What if we thought of every person on the other side of the TV screen as our brother or sister – Palestinian and Israeli alike?* What if we offered good wine to everyone we invite into our homes through Facebook? What if we saw the person in the street wearing the Star of David not as a representative of a country she may never have been to, but as a real person who needs to see a friendly face? And what if we insisted on making a nice cup of tea for anyone we engaged with online – metaphorically speaking?
That’s the first thing I do for someone who comes through the door of my home, dedicated to the gods and spirits as it is. I learnt that from my Irish (Catholic) family. Everything I say in this home needs to be honourable. I need to start thinking of the people I engage with online as sitting in my living room, holding a cup of tea that I made for them, refusing the cake that I keep offering them to the point of mild mutual annoyance. Sitting under a Brighid’s cross that hangs on the wall.
We are not Other. We are the same. I think we need to start there. I think I need to start there.
I’m so, so tired. I’m writing this in tears, for everyone involved, on any level. For my wife. For their family.
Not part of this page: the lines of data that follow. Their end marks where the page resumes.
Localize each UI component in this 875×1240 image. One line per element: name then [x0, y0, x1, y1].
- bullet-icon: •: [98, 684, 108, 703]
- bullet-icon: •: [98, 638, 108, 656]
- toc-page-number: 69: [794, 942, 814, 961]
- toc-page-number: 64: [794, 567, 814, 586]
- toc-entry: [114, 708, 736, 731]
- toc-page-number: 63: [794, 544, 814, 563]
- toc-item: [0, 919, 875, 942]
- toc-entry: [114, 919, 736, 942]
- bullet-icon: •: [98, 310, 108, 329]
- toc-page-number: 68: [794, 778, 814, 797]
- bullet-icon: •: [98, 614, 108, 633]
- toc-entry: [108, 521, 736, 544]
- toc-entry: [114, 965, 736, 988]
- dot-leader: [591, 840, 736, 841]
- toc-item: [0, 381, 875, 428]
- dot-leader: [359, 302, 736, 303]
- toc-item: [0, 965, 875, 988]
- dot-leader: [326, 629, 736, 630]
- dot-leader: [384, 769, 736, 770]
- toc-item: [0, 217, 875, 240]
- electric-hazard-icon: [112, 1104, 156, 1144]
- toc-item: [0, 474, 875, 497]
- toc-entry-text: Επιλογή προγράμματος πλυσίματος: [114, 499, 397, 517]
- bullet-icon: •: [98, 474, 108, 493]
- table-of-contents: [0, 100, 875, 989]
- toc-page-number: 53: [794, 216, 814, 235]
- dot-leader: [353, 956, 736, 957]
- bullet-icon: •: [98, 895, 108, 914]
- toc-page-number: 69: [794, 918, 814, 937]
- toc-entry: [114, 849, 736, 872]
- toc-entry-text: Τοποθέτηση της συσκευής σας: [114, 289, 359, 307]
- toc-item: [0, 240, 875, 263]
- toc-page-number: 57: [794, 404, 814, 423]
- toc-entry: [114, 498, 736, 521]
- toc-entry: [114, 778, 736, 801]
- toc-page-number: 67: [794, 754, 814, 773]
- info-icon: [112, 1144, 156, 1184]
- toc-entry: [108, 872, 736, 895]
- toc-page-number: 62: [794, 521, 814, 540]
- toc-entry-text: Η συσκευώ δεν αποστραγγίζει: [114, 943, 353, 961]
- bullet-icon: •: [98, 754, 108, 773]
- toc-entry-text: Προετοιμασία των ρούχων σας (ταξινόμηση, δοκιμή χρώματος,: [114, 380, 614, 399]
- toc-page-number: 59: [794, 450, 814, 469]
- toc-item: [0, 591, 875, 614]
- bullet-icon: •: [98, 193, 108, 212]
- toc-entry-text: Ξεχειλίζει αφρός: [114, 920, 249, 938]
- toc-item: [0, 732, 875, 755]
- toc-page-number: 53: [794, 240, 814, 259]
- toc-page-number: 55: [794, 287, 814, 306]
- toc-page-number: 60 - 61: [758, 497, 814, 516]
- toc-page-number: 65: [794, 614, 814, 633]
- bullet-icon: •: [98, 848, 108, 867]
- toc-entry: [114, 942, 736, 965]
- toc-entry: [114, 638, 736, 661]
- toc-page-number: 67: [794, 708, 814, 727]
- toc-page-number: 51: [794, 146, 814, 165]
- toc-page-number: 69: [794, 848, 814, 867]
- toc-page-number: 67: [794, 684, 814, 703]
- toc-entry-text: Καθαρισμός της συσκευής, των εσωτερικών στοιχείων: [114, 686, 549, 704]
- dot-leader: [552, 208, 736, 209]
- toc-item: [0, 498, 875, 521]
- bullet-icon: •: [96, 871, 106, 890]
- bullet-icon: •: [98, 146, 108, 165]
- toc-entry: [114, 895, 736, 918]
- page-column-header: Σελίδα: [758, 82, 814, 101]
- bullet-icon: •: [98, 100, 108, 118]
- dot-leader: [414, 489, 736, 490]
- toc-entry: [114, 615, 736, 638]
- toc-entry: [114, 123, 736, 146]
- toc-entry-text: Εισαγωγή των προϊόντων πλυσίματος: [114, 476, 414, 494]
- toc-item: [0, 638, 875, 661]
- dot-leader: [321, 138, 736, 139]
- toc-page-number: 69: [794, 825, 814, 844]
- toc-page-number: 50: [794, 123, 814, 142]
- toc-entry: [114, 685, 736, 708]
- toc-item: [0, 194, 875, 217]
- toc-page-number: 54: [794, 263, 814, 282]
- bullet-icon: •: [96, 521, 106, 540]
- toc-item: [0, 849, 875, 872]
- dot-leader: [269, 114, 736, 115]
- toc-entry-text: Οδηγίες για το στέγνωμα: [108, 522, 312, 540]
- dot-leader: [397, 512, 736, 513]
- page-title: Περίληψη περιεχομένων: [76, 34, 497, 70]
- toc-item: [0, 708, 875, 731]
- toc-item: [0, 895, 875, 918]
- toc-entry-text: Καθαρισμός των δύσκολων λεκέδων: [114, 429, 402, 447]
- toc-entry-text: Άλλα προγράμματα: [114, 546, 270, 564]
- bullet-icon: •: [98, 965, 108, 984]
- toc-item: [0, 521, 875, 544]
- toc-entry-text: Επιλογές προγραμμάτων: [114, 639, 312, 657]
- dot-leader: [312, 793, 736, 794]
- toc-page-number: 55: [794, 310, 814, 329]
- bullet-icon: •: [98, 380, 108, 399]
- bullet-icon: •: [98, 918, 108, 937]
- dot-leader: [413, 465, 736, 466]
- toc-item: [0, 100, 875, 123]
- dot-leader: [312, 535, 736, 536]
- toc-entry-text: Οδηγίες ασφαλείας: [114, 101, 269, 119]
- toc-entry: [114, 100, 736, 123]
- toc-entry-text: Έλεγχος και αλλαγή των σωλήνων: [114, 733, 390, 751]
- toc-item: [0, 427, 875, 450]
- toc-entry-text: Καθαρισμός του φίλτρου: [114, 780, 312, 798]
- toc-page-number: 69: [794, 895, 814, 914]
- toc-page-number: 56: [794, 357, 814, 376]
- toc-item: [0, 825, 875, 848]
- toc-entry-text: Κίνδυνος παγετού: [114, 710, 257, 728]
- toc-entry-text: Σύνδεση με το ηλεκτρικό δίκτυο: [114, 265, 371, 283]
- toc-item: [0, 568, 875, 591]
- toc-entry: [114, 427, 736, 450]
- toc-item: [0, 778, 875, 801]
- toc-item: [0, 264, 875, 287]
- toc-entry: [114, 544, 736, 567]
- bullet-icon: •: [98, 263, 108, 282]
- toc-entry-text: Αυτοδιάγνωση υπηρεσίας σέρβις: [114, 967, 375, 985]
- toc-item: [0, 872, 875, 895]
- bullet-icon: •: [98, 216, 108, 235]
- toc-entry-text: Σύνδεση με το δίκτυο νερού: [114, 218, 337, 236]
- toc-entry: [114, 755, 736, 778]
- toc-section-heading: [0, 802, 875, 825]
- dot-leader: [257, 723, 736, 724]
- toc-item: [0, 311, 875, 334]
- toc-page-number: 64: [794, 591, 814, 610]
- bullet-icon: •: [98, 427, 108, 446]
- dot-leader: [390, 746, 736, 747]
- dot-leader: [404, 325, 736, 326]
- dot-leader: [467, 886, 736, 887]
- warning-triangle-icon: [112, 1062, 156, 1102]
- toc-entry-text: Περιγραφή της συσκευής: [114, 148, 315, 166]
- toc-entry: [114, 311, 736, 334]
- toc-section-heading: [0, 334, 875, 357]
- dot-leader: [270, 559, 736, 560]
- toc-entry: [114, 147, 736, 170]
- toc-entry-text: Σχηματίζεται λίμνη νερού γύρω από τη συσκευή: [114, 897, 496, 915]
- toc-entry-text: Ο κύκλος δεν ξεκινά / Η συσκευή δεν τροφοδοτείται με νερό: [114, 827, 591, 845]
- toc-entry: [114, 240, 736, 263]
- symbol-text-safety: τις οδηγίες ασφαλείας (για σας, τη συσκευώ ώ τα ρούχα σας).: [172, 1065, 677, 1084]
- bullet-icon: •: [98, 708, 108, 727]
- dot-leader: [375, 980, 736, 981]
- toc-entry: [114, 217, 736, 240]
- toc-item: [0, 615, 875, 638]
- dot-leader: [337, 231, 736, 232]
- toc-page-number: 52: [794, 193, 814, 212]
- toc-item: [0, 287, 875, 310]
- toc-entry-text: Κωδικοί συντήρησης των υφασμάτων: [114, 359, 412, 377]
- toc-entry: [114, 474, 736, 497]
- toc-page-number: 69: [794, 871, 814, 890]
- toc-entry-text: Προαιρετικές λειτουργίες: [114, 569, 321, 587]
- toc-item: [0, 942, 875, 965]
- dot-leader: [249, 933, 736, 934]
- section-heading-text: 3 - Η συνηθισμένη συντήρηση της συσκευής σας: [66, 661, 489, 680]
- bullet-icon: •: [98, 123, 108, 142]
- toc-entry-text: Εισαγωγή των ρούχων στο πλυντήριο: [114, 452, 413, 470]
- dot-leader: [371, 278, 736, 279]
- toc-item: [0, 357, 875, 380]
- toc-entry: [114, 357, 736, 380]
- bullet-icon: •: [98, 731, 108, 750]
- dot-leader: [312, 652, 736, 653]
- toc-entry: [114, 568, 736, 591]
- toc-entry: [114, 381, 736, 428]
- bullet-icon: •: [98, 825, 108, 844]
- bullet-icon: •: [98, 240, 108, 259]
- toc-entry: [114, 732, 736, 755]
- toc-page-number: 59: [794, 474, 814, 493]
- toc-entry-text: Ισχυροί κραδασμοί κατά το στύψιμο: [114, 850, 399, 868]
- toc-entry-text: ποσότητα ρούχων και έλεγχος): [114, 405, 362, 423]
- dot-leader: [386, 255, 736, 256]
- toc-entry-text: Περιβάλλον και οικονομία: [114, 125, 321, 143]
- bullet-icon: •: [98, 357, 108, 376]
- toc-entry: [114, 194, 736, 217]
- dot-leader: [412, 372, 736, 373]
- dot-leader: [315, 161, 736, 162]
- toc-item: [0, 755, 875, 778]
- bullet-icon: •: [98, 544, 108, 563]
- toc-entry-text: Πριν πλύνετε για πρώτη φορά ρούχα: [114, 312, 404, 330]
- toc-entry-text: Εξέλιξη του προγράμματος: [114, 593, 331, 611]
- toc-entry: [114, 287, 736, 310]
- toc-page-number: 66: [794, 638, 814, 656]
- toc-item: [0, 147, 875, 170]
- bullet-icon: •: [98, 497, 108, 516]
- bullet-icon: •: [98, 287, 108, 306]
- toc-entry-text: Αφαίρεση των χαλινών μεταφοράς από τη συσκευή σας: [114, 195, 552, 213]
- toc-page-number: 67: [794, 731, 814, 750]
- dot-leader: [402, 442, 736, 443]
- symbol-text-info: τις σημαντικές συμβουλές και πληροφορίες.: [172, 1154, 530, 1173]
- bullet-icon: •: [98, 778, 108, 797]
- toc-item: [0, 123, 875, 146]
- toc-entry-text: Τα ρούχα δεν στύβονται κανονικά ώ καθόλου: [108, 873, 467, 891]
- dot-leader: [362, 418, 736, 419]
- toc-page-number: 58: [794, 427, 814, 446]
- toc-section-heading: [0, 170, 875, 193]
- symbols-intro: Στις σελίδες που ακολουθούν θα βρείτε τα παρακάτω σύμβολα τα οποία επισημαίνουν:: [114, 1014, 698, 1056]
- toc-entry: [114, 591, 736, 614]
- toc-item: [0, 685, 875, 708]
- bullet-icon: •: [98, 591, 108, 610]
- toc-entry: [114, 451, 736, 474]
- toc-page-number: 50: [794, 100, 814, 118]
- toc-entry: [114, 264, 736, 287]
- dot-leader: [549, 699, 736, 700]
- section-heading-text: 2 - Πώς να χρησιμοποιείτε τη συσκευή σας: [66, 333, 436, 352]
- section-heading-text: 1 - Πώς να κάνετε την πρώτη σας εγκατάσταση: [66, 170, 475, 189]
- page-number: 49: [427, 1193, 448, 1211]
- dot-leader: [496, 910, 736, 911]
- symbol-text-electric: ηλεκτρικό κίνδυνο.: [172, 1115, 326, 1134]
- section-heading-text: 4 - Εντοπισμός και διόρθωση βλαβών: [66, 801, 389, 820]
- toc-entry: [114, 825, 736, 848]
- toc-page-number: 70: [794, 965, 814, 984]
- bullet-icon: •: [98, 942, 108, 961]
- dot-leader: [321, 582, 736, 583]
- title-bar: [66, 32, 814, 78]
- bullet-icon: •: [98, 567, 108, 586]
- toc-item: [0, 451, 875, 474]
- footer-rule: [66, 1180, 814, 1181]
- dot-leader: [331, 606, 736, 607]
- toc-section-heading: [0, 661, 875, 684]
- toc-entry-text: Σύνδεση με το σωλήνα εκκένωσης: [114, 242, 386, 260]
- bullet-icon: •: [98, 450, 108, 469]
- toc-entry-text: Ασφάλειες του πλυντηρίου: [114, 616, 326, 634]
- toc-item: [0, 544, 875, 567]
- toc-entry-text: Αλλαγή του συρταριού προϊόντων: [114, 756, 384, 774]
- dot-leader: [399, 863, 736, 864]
For my friends without air-raid shelters whose safety I’m concerned about. Most of all, for the Palestinians being killed in the thousands. This is a conflict that is so emotive, for a lot of us. And I can’t be on Facebook, or really ask for support anywhere, because I get shouted down. But ultimately, my feelings (as a non-involved, incredibly privileged, very safe person) don’t matter. It’s my behaviour that matters, and that needs to be honourable.
May Brighid the Peacemaker and Morrigan the Honourable Warrior guide all my words and actions today. Face to face, and online.
Let there be peace on earth
And let it begin with me…
P.S. Members of the Druid Network are currently talking about a communal prayer/ritual for peace. I’ll share the details as we get them sorted, so others can join in.
*I say this as someone who does in fact have Israeli brothers and sisters, who treat me with wonderful hospitality. They’re not evil people, and I can never look upon their entire country and see evil people, as a result.